Me miró con aquellos ojos biliosos flotando en el humor amarillo que ahora inundaba sus cuencas profundas. Trató de sonreírse y me regaló una mueca. De los extremos de sus labios agrietados escaparon dos hilos de espesa saliva en burbujas malolientes. Corrí a socorrerla, la limpié lo mejor que pude y besé su frente. Inconscientemente me apoyé en su pecho, de la turgencia de otros tiempos sólo quedaba una gelatina de pellejos que cubría los costados de su caja torácica.
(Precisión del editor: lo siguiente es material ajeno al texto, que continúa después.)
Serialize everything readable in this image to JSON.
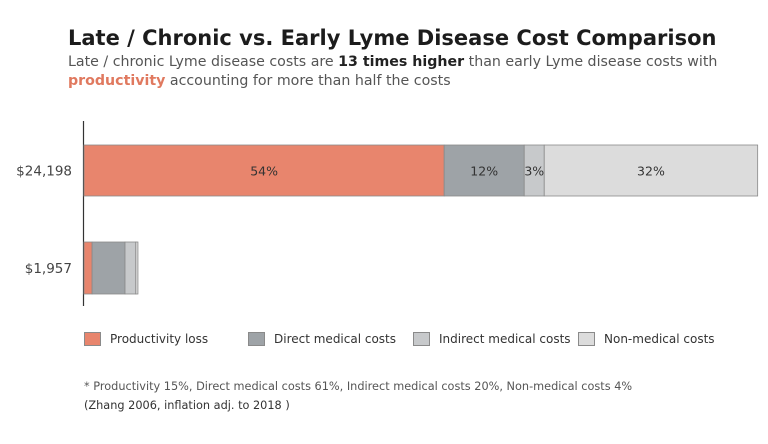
{
  "title": "Late / Chronic vs. Early Lyme Disease Cost Comparison",
  "subtitle": {
    "part1": "Late / chronic Lyme disease costs are ",
    "bold": "13 times higher",
    "part2": " than early Lyme disease costs with ",
    "highlight": "productivity",
    "part3": " accounting for more than half the costs"
  },
  "colors": {
    "productivity": "#e8856d",
    "direct_medical": "#9ea3a7",
    "indirect_medical": "#c7c9cb",
    "non_medical": "#dcdcdc",
    "highlight": "#e0795f"
  },
  "chart_data": {
    "type": "bar",
    "orientation": "horizontal",
    "stacked": true,
    "categories": [
      "$24,198",
      "$1,957"
    ],
    "totals": [
      24198,
      1957
    ],
    "series": [
      {
        "name": "Productivity loss",
        "values": [
          13067,
          294
        ],
        "labels": [
          "54%",
          ""
        ]
      },
      {
        "name": "Direct medical costs",
        "values": [
          2904,
          1194
        ],
        "labels": [
          "12%",
          ""
        ]
      },
      {
        "name": "Indirect medical costs",
        "values": [
          726,
          391
        ],
        "labels": [
          "3%",
          ""
        ]
      },
      {
        "name": "Non-medical costs",
        "values": [
          7743,
          78
        ],
        "labels": [
          "32%",
          ""
        ]
      }
    ],
    "xlim": [
      0,
      24198
    ],
    "grid": false,
    "legend": "bottom"
  },
  "footnote": {
    "line1": "* Productivity 15%, Direct medical costs 61%, Indirect medical costs 20%, Non-medical costs 4%",
    "line2": "(Zhang 2006, inflation adj. to 2018 )"
  }
}
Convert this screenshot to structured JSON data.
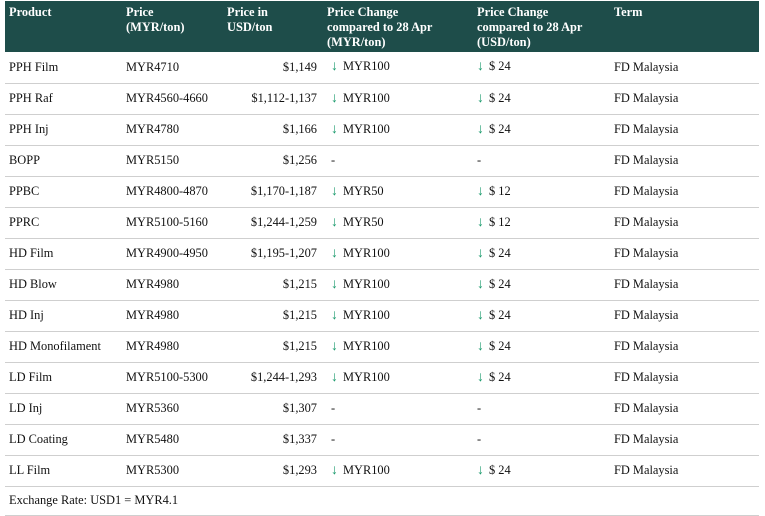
{
  "table": {
    "headers": {
      "product": "Product",
      "price_myr": [
        "Price",
        "(MYR/ton)"
      ],
      "price_usd": [
        "Price in",
        "USD/ton"
      ],
      "chg_myr": [
        "Price Change",
        "compared to 28 Apr",
        "(MYR/ton)"
      ],
      "chg_usd": [
        "Price Change",
        "compared to 28 Apr",
        "(USD/ton)"
      ],
      "term": "Term"
    },
    "rows": [
      {
        "product": "PPH Film",
        "myr": "MYR4710",
        "usd": "$1,149",
        "chg_myr": "MYR100",
        "chg_usd": "$ 24",
        "dir": "down",
        "term": "FD Malaysia"
      },
      {
        "product": "PPH Raf",
        "myr": "MYR4560-4660",
        "usd": "$1,112-1,137",
        "chg_myr": "MYR100",
        "chg_usd": "$ 24",
        "dir": "down",
        "term": "FD Malaysia"
      },
      {
        "product": "PPH Inj",
        "myr": "MYR4780",
        "usd": "$1,166",
        "chg_myr": "MYR100",
        "chg_usd": "$ 24",
        "dir": "down",
        "term": "FD Malaysia"
      },
      {
        "product": "BOPP",
        "myr": "MYR5150",
        "usd": "$1,256",
        "chg_myr": "-",
        "chg_usd": "-",
        "dir": "none",
        "term": "FD Malaysia"
      },
      {
        "product": "PPBC",
        "myr": "MYR4800-4870",
        "usd": "$1,170-1,187",
        "chg_myr": "MYR50",
        "chg_usd": "$ 12",
        "dir": "down",
        "term": "FD Malaysia"
      },
      {
        "product": "PPRC",
        "myr": "MYR5100-5160",
        "usd": "$1,244-1,259",
        "chg_myr": "MYR50",
        "chg_usd": "$ 12",
        "dir": "down",
        "term": "FD Malaysia"
      },
      {
        "product": "HD Film",
        "myr": "MYR4900-4950",
        "usd": "$1,195-1,207",
        "chg_myr": "MYR100",
        "chg_usd": "$ 24",
        "dir": "down",
        "term": "FD Malaysia"
      },
      {
        "product": "HD Blow",
        "myr": "MYR4980",
        "usd": "$1,215",
        "chg_myr": "MYR100",
        "chg_usd": "$ 24",
        "dir": "down",
        "term": "FD Malaysia"
      },
      {
        "product": "HD Inj",
        "myr": "MYR4980",
        "usd": "$1,215",
        "chg_myr": "MYR100",
        "chg_usd": "$ 24",
        "dir": "down",
        "term": "FD Malaysia"
      },
      {
        "product": "HD Monofilament",
        "myr": "MYR4980",
        "usd": "$1,215",
        "chg_myr": "MYR100",
        "chg_usd": "$ 24",
        "dir": "down",
        "term": "FD Malaysia"
      },
      {
        "product": "LD Film",
        "myr": "MYR5100-5300",
        "usd": "$1,244-1,293",
        "chg_myr": "MYR100",
        "chg_usd": "$ 24",
        "dir": "down",
        "term": "FD Malaysia"
      },
      {
        "product": "LD Inj",
        "myr": "MYR5360",
        "usd": "$1,307",
        "chg_myr": "-",
        "chg_usd": "-",
        "dir": "none",
        "term": "FD Malaysia"
      },
      {
        "product": "LD Coating",
        "myr": "MYR5480",
        "usd": "$1,337",
        "chg_myr": "-",
        "chg_usd": "-",
        "dir": "none",
        "term": "FD Malaysia"
      },
      {
        "product": "LL Film",
        "myr": "MYR5300",
        "usd": "$1,293",
        "chg_myr": "MYR100",
        "chg_usd": "$ 24",
        "dir": "down",
        "term": "FD Malaysia"
      }
    ],
    "footer": "Exchange Rate: USD1 = MYR4.1"
  },
  "icons": {
    "decrease": "down-arrow-icon"
  },
  "colors": {
    "header_bg": "#1e4d4a",
    "arrow": "#1a9a6c"
  }
}
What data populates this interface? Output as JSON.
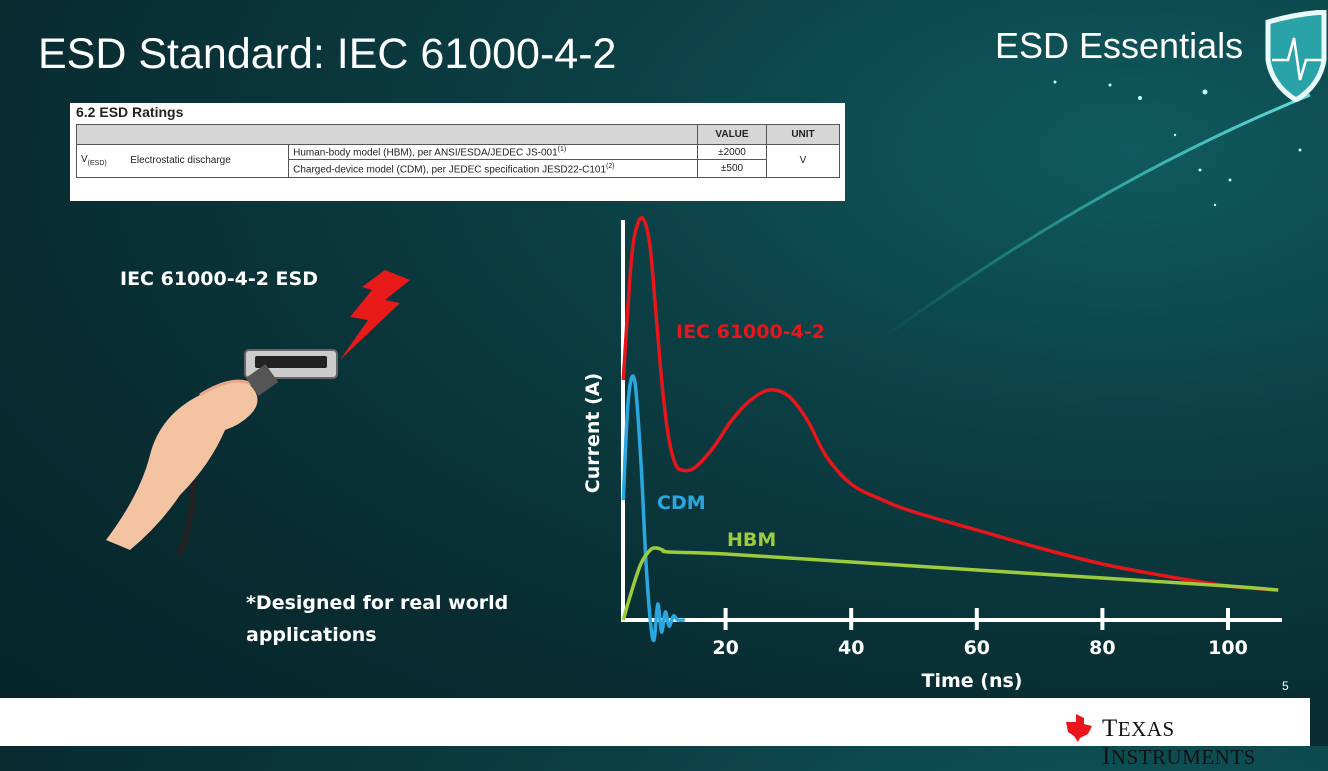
{
  "slide": {
    "title": "ESD Standard: IEC 61000-4-2",
    "brand": "ESD Essentials",
    "page_number": "5",
    "footer_logo": "Texas Instruments",
    "left_label": "IEC 61000-4-2 ESD",
    "note_line1": "*Designed for real world",
    "note_line2": "applications"
  },
  "table": {
    "caption": "6.2   ESD Ratings",
    "headers": {
      "value": "VALUE",
      "unit": "UNIT"
    },
    "symbol": "V",
    "symbol_sub": "(ESD)",
    "param": "Electrostatic discharge",
    "rows": [
      {
        "condition": "Human-body model (HBM), per ANSI/ESDA/JEDEC JS-001",
        "note": "(1)",
        "value": "±2000"
      },
      {
        "condition": "Charged-device model (CDM), per JEDEC specification JESD22-C101",
        "note": "(2)",
        "value": "±500"
      }
    ],
    "unit": "V"
  },
  "chart_data": {
    "type": "line",
    "xlabel": "Time (ns)",
    "ylabel": "Current (A)",
    "xticks": [
      20,
      40,
      60,
      80,
      100
    ],
    "xlim": [
      3.7,
      108
    ],
    "ylim": [
      -0.05,
      1
    ],
    "grid": false,
    "series": [
      {
        "name": "IEC 61000-4-2",
        "color": "#e8151b",
        "x": [
          3.7,
          5,
          6,
          7,
          8,
          9,
          10,
          11,
          12,
          13,
          15,
          18,
          21,
          24,
          27,
          30,
          33,
          36,
          40,
          45,
          50,
          60,
          70,
          80,
          90,
          100,
          108
        ],
        "y": [
          0.6,
          0.9,
          0.99,
          1.0,
          0.93,
          0.75,
          0.57,
          0.45,
          0.39,
          0.375,
          0.38,
          0.43,
          0.5,
          0.55,
          0.575,
          0.56,
          0.5,
          0.41,
          0.34,
          0.3,
          0.27,
          0.225,
          0.18,
          0.14,
          0.11,
          0.085,
          0.075
        ]
      },
      {
        "name": "CDM",
        "color": "#2aa7e0",
        "x": [
          3.7,
          4.5,
          5.5,
          6.5,
          7.3,
          8,
          8.6,
          9.2,
          9.8,
          10.4,
          11,
          11.7,
          12.4,
          13.5
        ],
        "y": [
          0.3,
          0.55,
          0.6,
          0.4,
          0.15,
          0.0,
          -0.05,
          0.04,
          -0.03,
          0.02,
          -0.015,
          0.01,
          0.0,
          0.0
        ]
      },
      {
        "name": "HBM",
        "color": "#9ccc3c",
        "x": [
          3.7,
          5,
          6.5,
          8,
          9,
          10,
          11,
          20,
          40,
          60,
          80,
          100,
          108
        ],
        "y": [
          0.0,
          0.07,
          0.14,
          0.175,
          0.18,
          0.175,
          0.17,
          0.165,
          0.145,
          0.125,
          0.105,
          0.085,
          0.075
        ]
      }
    ]
  },
  "colors": {
    "background": "#0b3f44",
    "accent_red": "#e8151b",
    "cdm_blue": "#2aa7e0",
    "hbm_green": "#9ccc3c"
  }
}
Fue mi amante por más de una década. Ahora moría la muerte que ella misma había elegido. Ya no quedaban defensas fisiológicas en el guiñapo de su cuerpo, el SIDA las había devorado impunemente en el silencio interno de sus células.
Descolgué la guitarra y tanteé sus cuerdas para arrancarles aquella melodía que tantas veces compartimos a la luz de las velas en noches de verano. Ella trató de acompañarme como lo hacía entonces pero sus labios resecos y agrietados se negaron. Las notas de la guitarra persiguiendo mi voz trémula, en armonía con las lágrimas que me nublaban las gafas.
Seguí arañando las cuerdas después de que ella había escapado a mejor mundo. La mueca desapareció de su rostro y la sonrisa de otros tiempos se retrató en su semblante. Dejé de tocar y la besé en los labios. Monté la guitarra a mis espaldas y sin mirar atrás, me alejé por el pasillo cargando un manojo de memorias.